New Jersey Lawmaker Proposes Student Loan Lottery

Posted on: July 9, 2015, 03:37h. 

Last updated on: July 9, 2015, 03:40h.

New Jersey student loan lottery
Rising student loan debt has become a contentious issue across the United States. (Image: Getty Images)

Student loan debt has become a major issue in the United States, as Americans now owe about $1.2 trillion in college debts.

Those debts have proven crippling for many former students who are just starting their careers, leading to many calls to find a way to help reduce or forgive at least some of the debt.

One particularly unusual proposal has come this week from New Jersey State Assemblyman John Burzichelli (D-Gloucester), who says that those with student loans should have the chance to gamble away their debts.

He is proposing that New Jersey become the first state to establish a lottery that would be exclusively designed to eliminate student debt.

“We have people graduating from universities with just too much on their shoulders,” Burzichelli said. “That hampers them from doing other things when they reach the workforce.”

New Jersey Students Deeply In Debt

New Jersey has a particularly high rate of student debt.

Seventy percent of 2013 graduates in New Jersey had at least some student loan debt, and the average borrower in 2014 had $28,109 in loans.

The student loan lottery would seek to remedy this by awarding prizes that are designed to be just enough to pay off each student’s loan debt.

The lottery would be operated by a private company and conducted by the New Jersey Lottery Commission.

Before signing up for the lottery, a current or former student would have to register information about their debt.

If they were chosen as the winner, they would receive only enough to cover their student loans; any additional money would roll over and additional winners would be chosen until the pool was exhausted.

Tickets would be required to cost three dollars or less, and students would be limited to spending a maximum of 15 percent of their student loan debt on tickets.
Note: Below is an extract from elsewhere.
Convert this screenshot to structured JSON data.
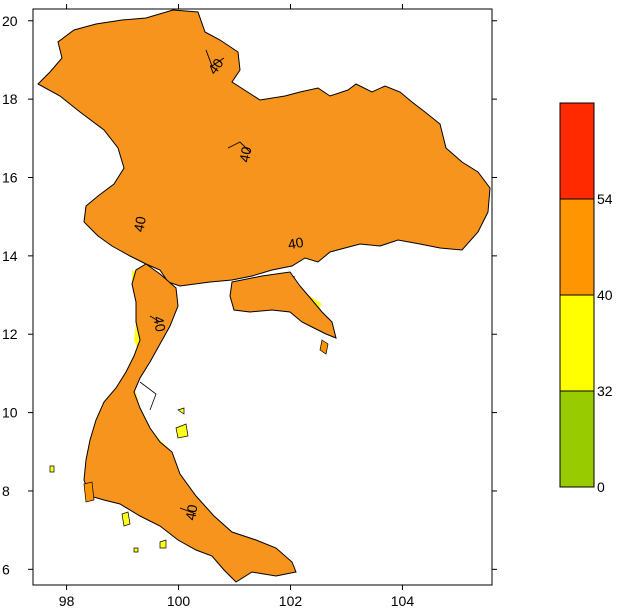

Others could also buy tickets on behalf of a student.

Meanwhile, the company running the lottery would take 25 percent of the money collected. Other details are still being worked out, Burzichelli says.

The main appeal, however, would be the limited focus of the lottery.

While the prize pools for these lottery games would certainly be smaller than a game like Powerball (or even a typical state lottery), the chances of winning would also be higher.

Student Loan Experts Question Lottery Effectiveness 

But while the prospect of suddenly having one’s student loan debts disappear thanks to a winning ticket may sound appealing, many activists who are working on the nationwide issue believe that a lottery is simply the wrong way to go.

“Gamble to pay off your student loan? It’s all kinds of wrong,” said Natalia Abrams of Student Debt Crisis, a Los Angeles-based advocacy group. 

The issues with the lottery could be numerous. There’s the fact that for most players, losing in the lottery will add more debt rather than help solve their problems.

Plus, the taxes a winner would face on their winnings could result in a hefty tax debt to replace the loans that are now paid off.

And then there is the 25 percent that will be kept by the company running the lottery.

Because this money is coming out of the prize pool, it means that far more student loan debt would be paid down if players just used the money for tickets to pay those loans rather than risk it on the lottery.

“The only winner would be the company running the lottery who gets 25 cents on every dollar,” said Lauren Asher, president of the Institute for College Access and Success.